A second misconception is that DAP is equivalent to downstream fine-tuning. Multiple papers explicitly separate the two stages. DAPT in Zhukova et al. preserves the MLM head and uses unlabeled text (Zhukova et al., 28 Apr 2025); the DSTC-9 dialog system performs DAPT and TAPT before end-to-end multi-task fine-tuning (Zhang et al., 2021); industrial DACP adds standard instruction-tuning after continual pretraining to restore instruction-following (Kim et al., 9 Jul 2025). In the cybersecurity study, future work explicitly proposes instruction tuning or RLHF after DAP to recover any instruction-following capabilities (Salahuddin et al., 30 Jun 2025).

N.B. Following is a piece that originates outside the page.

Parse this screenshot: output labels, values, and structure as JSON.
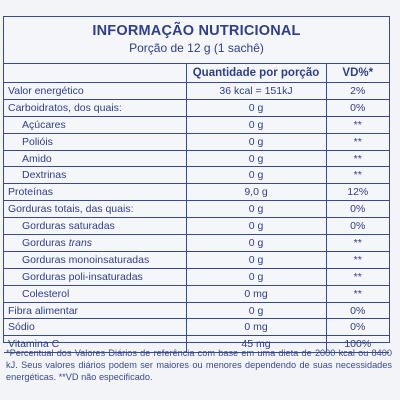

The main limitations are also consistent across studies. Catastrophic forgetting remains a concern: the cybersecurity work did not directly evaluate general benchmarks such as SuperGLUE or MMLU because of compute constraints (Salahuddin et al., 30 Jun 2025), and the industrial DACP paper notes replay-corpus mismatch, residual forgetting of approximately 5% on smaller models, and non-trivial compute requirements (Kim et al., 9 Jul 2025). Context limits can constrain adaptation quality: the cybersecurity models were truncated to 1,024–2,048 tokens (Salahuddin et al., 30 Jun 2025), while industrial DACP uses 32K contexts but still relies on fixed replay mixing rather than a dynamic curriculum (Kim et al., 9 Jul 2025). Some domains exhibit weaker or more uneven gains, as seen in MWIII toxicity detection and in the smallest cybersecurity model on complex SecEval tasks (Schurger-Foy et al., 2 Apr 2025, Salahuddin et al., 30 Jun 2025).
Current research directions therefore concentrate on more selective and more stable adaptation. Reported proposals include adapter-based or prefix-tuning hybrids, knowledge distillation during DAP, dynamic replay scheduling, multi-domain continual strategies, automated domain selection, vocabulary expansion, tokenizer optimization, and stronger evaluation of general-language retention (Salahuddin et al., 30 Jun 2025, Kim et al., 9 Jul 2025, Feng et al., 2024, Kim et al., 3 Jul 2025). A plausible implication is that DAP is converging toward a family of modular post-pretraining recipes—full-model, replay-based, federated, multilingual, retrieval-augmented, and parameter-efficient—rather than a single canonical pipeline.